Brailey runs the Banking and Finance Consumers Association, and her warnings cannot be dismissed. She has first-hand experience dealing with hundreds of victims of dodgy lenders and is right to sound the alarm. Continued low interest rates, upward-spiralling residential property prices propped up by self-managed super funds, and deteriorating lending standards are all adding fuel — and with that comes the risk of fire.
In May CHOICE warned against risky lending practices, with banks extending 40-year loans worth a terrifying 120% of the value of the property — so the borrower starts off with negative equity. Yes, it is tough for young borrowers to get into our inflated property market, but this sort of lending cannot end well. Better to fix the underlying problems in the housing market — like negative gearing, which undermines government revenue, entrenches advantage and pushes up prices artificially — than shovel young borrowers into a lifetime debt trap.
Yet we learned in this must-read piece a fortnight ago that the big banks are resisting the Australian Prudential Regulation Authority’s move to toughen up lending standards through its draft prudential practice guide for residential mortgages, which includes a bunch of good advice on how a borrower’s income is verified (especially when self-employed), proper use of interest rate buffers, how living expenses are estimated for the purpose of loan serviceability requirements, limitations on the use of lending policy overrides, and oversight of applications from third-party loan originators like mortgage brokers. For example: “a sound oversight process … would include ensuring that all material facts are contained within the application and that the borrower is not asked to sign incomplete application forms for later completion by the third party”. You don’t say!
APRA says loan to value ratios over 90% are associated with increased risk of loss; the guide warns against use of desktop or automated property valuations and states the bleeding obvious: “… attempts by an [authorised deposit-taking institution] or third-party lending staff to pressure valuers to over-value properties are an indicator of poor practice and improper behaviour”. The guide also calls for tougher stress-testing of loan portfolios, and recommends that mortgage brokers who originate bad loans should have their commissions stopped or wound back.
Conflicted mortgage brokers — paid with exactly the same up-front and trailing commissions that have been the long-running, underlying cause of a string of mis-selling scandals by financial planners over the past decade — have a direct financial incentive to maximise the volume of loans they originate.
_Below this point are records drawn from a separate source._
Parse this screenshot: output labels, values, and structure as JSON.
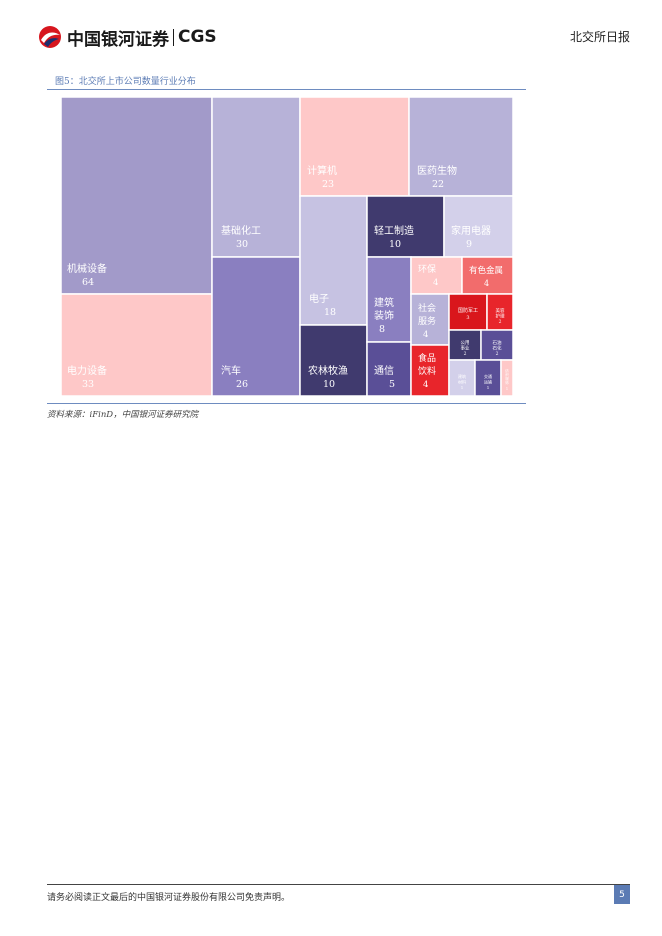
{
  "header": {
    "logo_cn": "中国银河证券",
    "logo_en": "CGS",
    "report_name": "北交所日报"
  },
  "figure": {
    "caption": "图5：北交所上市公司数量行业分布",
    "source": "资料来源：iFinD，中国银河证券研究院"
  },
  "chart_data": {
    "type": "treemap",
    "items": [
      {
        "name": "机械设备",
        "value": 64,
        "color": "#a29ac9",
        "text_color": "#ffffff"
      },
      {
        "name": "电力设备",
        "value": 33,
        "color": "#fec8c8",
        "text_color": "#ffffff"
      },
      {
        "name": "基础化工",
        "value": 30,
        "color": "#b7b2d8",
        "text_color": "#ffffff"
      },
      {
        "name": "汽车",
        "value": 26,
        "color": "#8a7fc0",
        "text_color": "#ffffff"
      },
      {
        "name": "计算机",
        "value": 23,
        "color": "#fec8c8",
        "text_color": "#ffffff"
      },
      {
        "name": "医药生物",
        "value": 22,
        "color": "#b7b2d8",
        "text_color": "#ffffff"
      },
      {
        "name": "电子",
        "value": 18,
        "color": "#c6c2e2",
        "text_color": "#ffffff"
      },
      {
        "name": "农林牧渔",
        "value": 10,
        "color": "#403a6e",
        "text_color": "#ffffff"
      },
      {
        "name": "轻工制造",
        "value": 10,
        "color": "#403a6e",
        "text_color": "#ffffff"
      },
      {
        "name": "家用电器",
        "value": 9,
        "color": "#d3d0ea",
        "text_color": "#ffffff"
      },
      {
        "name": "建筑装饰",
        "value": 8,
        "color": "#8a7fc0",
        "text_color": "#ffffff"
      },
      {
        "name": "通信",
        "value": 5,
        "color": "#5a4f97",
        "text_color": "#ffffff"
      },
      {
        "name": "环保",
        "value": 4,
        "color": "#fec8c8",
        "text_color": "#ffffff"
      },
      {
        "name": "有色金属",
        "value": 4,
        "color": "#f26c6c",
        "text_color": "#ffffff"
      },
      {
        "name": "社会服务",
        "value": 4,
        "color": "#b7b2d8",
        "text_color": "#ffffff"
      },
      {
        "name": "食品饮料",
        "value": 4,
        "color": "#e8252b",
        "text_color": "#ffffff"
      },
      {
        "name": "国防军工",
        "value": 3,
        "color": "#d9161c",
        "text_color": "#ffffff"
      },
      {
        "name": "美容护理",
        "value": 2,
        "color": "#e8252b",
        "text_color": "#ffffff"
      },
      {
        "name": "公用事业",
        "value": 2,
        "color": "#403a6e",
        "text_color": "#ffffff"
      },
      {
        "name": "石油石化",
        "value": 2,
        "color": "#5a4f97",
        "text_color": "#ffffff"
      },
      {
        "name": "建筑材料",
        "value": 1,
        "color": "#d3d0ea",
        "text_color": "#ffffff"
      },
      {
        "name": "交通运输",
        "value": 1,
        "color": "#5a4f97",
        "text_color": "#ffffff"
      },
      {
        "name": "纺织服饰",
        "value": 1,
        "color": "#fec8c8",
        "text_color": "#ffffff"
      }
    ]
  },
  "footer": {
    "disclaimer": "请务必阅读正文最后的中国银河证券股份有限公司免责声明。",
    "page_number": "5"
  }
}
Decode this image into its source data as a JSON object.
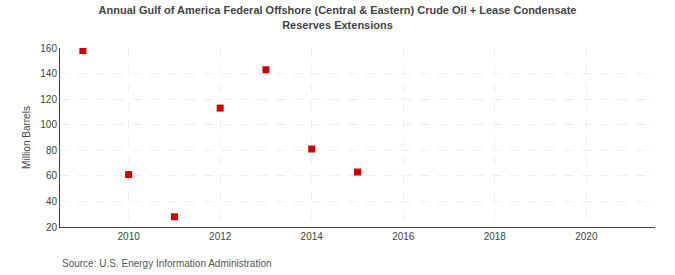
{
  "chart_data": {
    "type": "scatter",
    "title": "Annual Gulf of America Federal Offshore (Central & Eastern) Crude Oil + Lease Condensate\nReserves Extensions",
    "ylabel": "Million Barrels",
    "annotations": [
      "Source: U.S. Energy Information Administration"
    ],
    "x": [
      2009,
      2010,
      2011,
      2012,
      2013,
      2014,
      2015
    ],
    "values": [
      158,
      61,
      28,
      113,
      143,
      81,
      63
    ],
    "color": "#cc0000",
    "marker": "square",
    "xlim": [
      2008.5,
      2021.5
    ],
    "ylim": [
      20,
      160
    ],
    "xticks": [
      2010,
      2012,
      2014,
      2016,
      2018,
      2020
    ],
    "yticks": [
      20,
      40,
      60,
      80,
      100,
      120,
      140,
      160
    ],
    "grid": true
  }
}
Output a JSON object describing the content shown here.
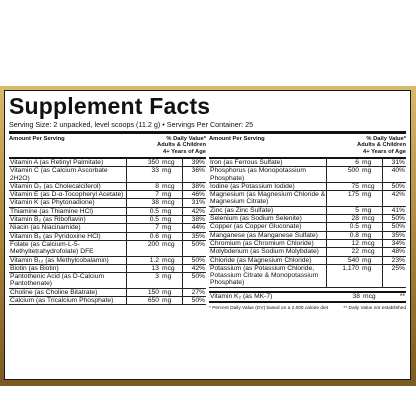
{
  "title": "Supplement Facts",
  "serving": "Serving Size: 2 unpacked, level scoops (11.2 g) • Servings Per Container: 25",
  "header": {
    "amount": "Amount Per Serving",
    "dv_line1": "% Daily Value*",
    "dv_line2": "Adults & Children",
    "dv_line3": "4+ Years of Age"
  },
  "left_rows": [
    {
      "name": "Vitamin A (as Retinyl Palmitate)",
      "amount": "350",
      "unit": "mcg",
      "dv": "39%"
    },
    {
      "name": "Vitamin C (as Calcium Ascorbate 2H2O)",
      "amount": "33",
      "unit": "mg",
      "dv": "36%"
    },
    {
      "name": "Vitamin D₃ (as Cholecalciferol)",
      "amount": "8",
      "unit": "mcg",
      "dv": "38%"
    },
    {
      "name": "Vitamin E (as D-α-Tocopheryl Acetate)",
      "amount": "7",
      "unit": "mg",
      "dv": "46%"
    },
    {
      "name": "Vitamin K (as Phytonadione)",
      "amount": "38",
      "unit": "mcg",
      "dv": "31%"
    },
    {
      "name": "Thiamine (as Thiamine HCl)",
      "amount": "0.5",
      "unit": "mg",
      "dv": "42%"
    },
    {
      "name": "Vitamin B₂ (as Riboflavin)",
      "amount": "0.5",
      "unit": "mg",
      "dv": "38%"
    },
    {
      "name": "Niacin (as Niacinamide)",
      "amount": "7",
      "unit": "mg",
      "dv": "44%"
    },
    {
      "name": "Vitamin B₆ (as Pyridoxine HCl)",
      "amount": "0.6",
      "unit": "mg",
      "dv": "35%"
    },
    {
      "name": "Folate (as Calcium-L-5-Methyltetrahydrofolate) DFE",
      "amount": "200",
      "unit": "mcg",
      "dv": "50%"
    },
    {
      "name": "Vitamin B₁₂ (as Methylcobalamin)",
      "amount": "1.2",
      "unit": "mcg",
      "dv": "50%"
    },
    {
      "name": "Biotin (as Biotin)",
      "amount": "13",
      "unit": "mcg",
      "dv": "42%"
    },
    {
      "name": "Pantothenic Acid (as D-Calcium Pantothenate)",
      "amount": "3",
      "unit": "mg",
      "dv": "50%"
    },
    {
      "name": "Choline (as Choline Bitatrate)",
      "amount": "150",
      "unit": "mg",
      "dv": "27%"
    },
    {
      "name": "Calcium (as Tricalcium Phosphate)",
      "amount": "650",
      "unit": "mg",
      "dv": "50%"
    }
  ],
  "right_rows": [
    {
      "name": "Iron (as Ferrous Sulfate)",
      "amount": "6",
      "unit": "mg",
      "dv": "31%"
    },
    {
      "name": "Phosphorus (as Monopotassium Phosphate)",
      "amount": "500",
      "unit": "mg",
      "dv": "40%"
    },
    {
      "name": "Iodine (as Potassium Iodide)",
      "amount": "75",
      "unit": "mcg",
      "dv": "50%"
    },
    {
      "name": "Magnesium (as Magnesium Chloride & Magnesium Citrate)",
      "amount": "175",
      "unit": "mg",
      "dv": "42%"
    },
    {
      "name": "Zinc (as Zinc Sulfate)",
      "amount": "5",
      "unit": "mg",
      "dv": "41%"
    },
    {
      "name": "Selenium (as Sodium Selenite)",
      "amount": "28",
      "unit": "mcg",
      "dv": "50%"
    },
    {
      "name": "Copper (as Copper Gluconate)",
      "amount": "0.5",
      "unit": "mg",
      "dv": "50%"
    },
    {
      "name": "Manganese (as Manganese Sulfate)",
      "amount": "0.8",
      "unit": "mg",
      "dv": "35%"
    },
    {
      "name": "Chromium (as Chromium Chloride)",
      "amount": "12",
      "unit": "mcg",
      "dv": "34%"
    },
    {
      "name": "Molybdenum (as Sodium Molybdate)",
      "amount": "22",
      "unit": "mcg",
      "dv": "48%"
    },
    {
      "name": "Chloride (as Magnesium Chloride)",
      "amount": "540",
      "unit": "mg",
      "dv": "23%"
    },
    {
      "name": "Potassium (as Potassium Chloride, Potassium Citrate & Monopotassium Phosphate)",
      "amount": "1,170",
      "unit": "mg",
      "dv": "25%"
    }
  ],
  "vitamin_k2": {
    "name": "Vitamin K₂ (as MK-7)",
    "amount": "38",
    "unit": "mcg",
    "dv": "**"
  },
  "footnote_left": "* Percent Daily Value (DV) based on a 2,000 calorie diet",
  "footnote_right": "** Daily Value not established"
}
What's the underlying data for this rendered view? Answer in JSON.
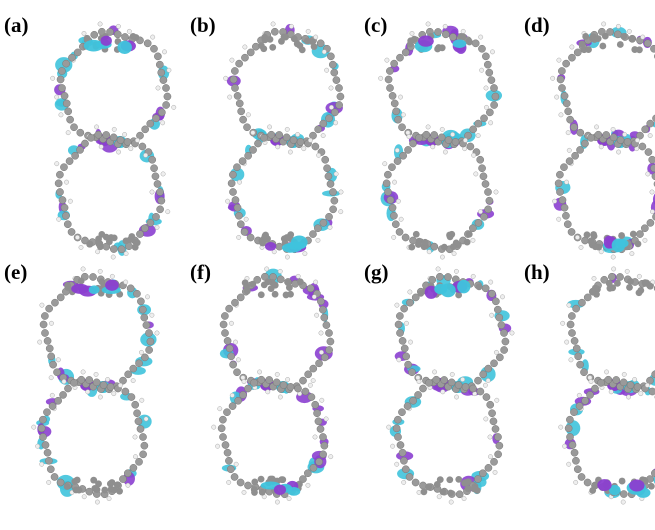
{
  "panels": [
    {
      "label": "(a)"
    },
    {
      "label": "(b)"
    },
    {
      "label": "(c)"
    },
    {
      "label": "(d)"
    },
    {
      "label": "(e)"
    },
    {
      "label": "(f)"
    },
    {
      "label": "(g)"
    },
    {
      "label": "(h)"
    }
  ]
}
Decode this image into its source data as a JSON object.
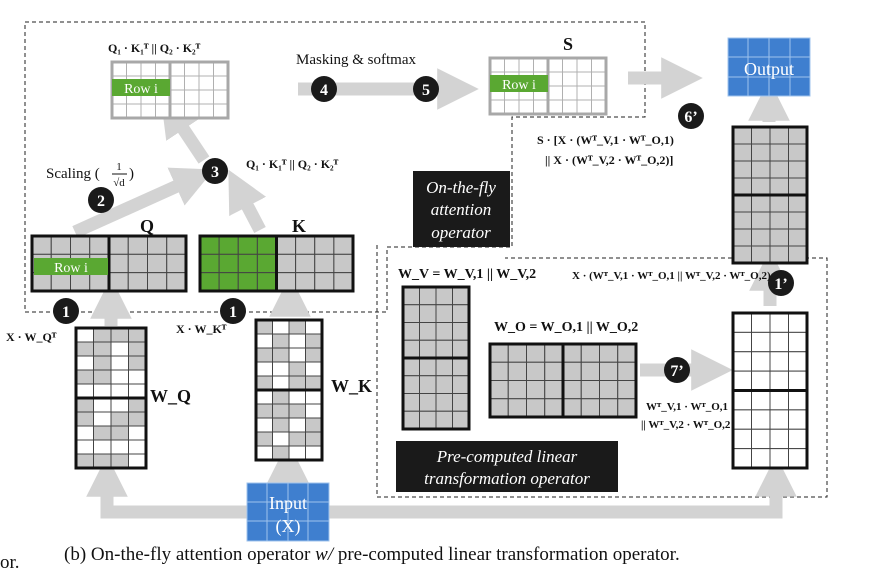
{
  "labels": {
    "qk_top": "Q₁ · K₁ᵀ || Q₂ · K₂ᵀ",
    "qk_mid": "Q₁ · K₁ᵀ || Q₂ · K₂ᵀ",
    "masking": "Masking & softmax",
    "s_title": "S",
    "row_i": "Row i",
    "scaling_prefix": "Scaling (",
    "scaling_num": "1",
    "scaling_den": "√d",
    "scaling_suffix": ")",
    "q_title": "Q",
    "k_title": "K",
    "x_wq": "X · W_Qᵀ",
    "x_wk": "X · W_Kᵀ",
    "wq": "W_Q",
    "wk": "W_K",
    "output": "Output",
    "input_line1": "Input",
    "input_line2": "(X)",
    "s_formula_line1": "S · [X · (Wᵀ_V,1 · Wᵀ_O,1)",
    "s_formula_line2": "|| X · (Wᵀ_V,2 · Wᵀ_O,2)]",
    "onfly_line1": "On-the-fly",
    "onfly_line2": "attention",
    "onfly_line3": "operator",
    "wv_eq": "W_V = W_V,1 || W_V,2",
    "wo_eq": "W_O = W_O,1 || W_O,2",
    "x_right_formula": "X · (Wᵀ_V,1 · Wᵀ_O,1 || Wᵀ_V,2 · Wᵀ_O,2)",
    "wvwo_line1": "Wᵀ_V,1 · Wᵀ_O,1",
    "wvwo_line2": "|| Wᵀ_V,2 · Wᵀ_O,2",
    "precomp_line1": "Pre-computed linear",
    "precomp_line2": "transformation operator"
  },
  "steps": {
    "s1a": "1",
    "s1b": "1",
    "s2": "2",
    "s3": "3",
    "s4": "4",
    "s5": "5",
    "s6p": "6’",
    "s7p": "7’",
    "s1p": "1’"
  },
  "caption": {
    "left_fragment": "or.",
    "prefix": "(b) On-the-fly attention operator ",
    "emph": "w/",
    "suffix": " pre-computed linear transformation operator."
  },
  "colors": {
    "green": "#5aa832",
    "blue": "#3f7fcf",
    "gray_cell": "#c8c8c8",
    "arrow": "#d3d3d3",
    "dark": "#1a1a1a"
  }
}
Now, five years after the GFC, with property markets booming and interest rates irresistibly low, the non-bank lenders are returning to the market. A sign came in July, with Mark Bouris’ Yellow Brick Road bulking up to take on the big banks, bidding $36 million for RESI Mortgage.
The Australian Bankers’ Association say APRA is being too prescriptive. They are wrong. We will have missed the lesson of the GFC if we just pat ourselves on the back. Loan standards must not be a casualty of a welcome renewal of competition. Already glowing from their wind-back of the previous government’s Future of Financial Advice reforms, the big banks chasing growth at all costs must be saved from themselves.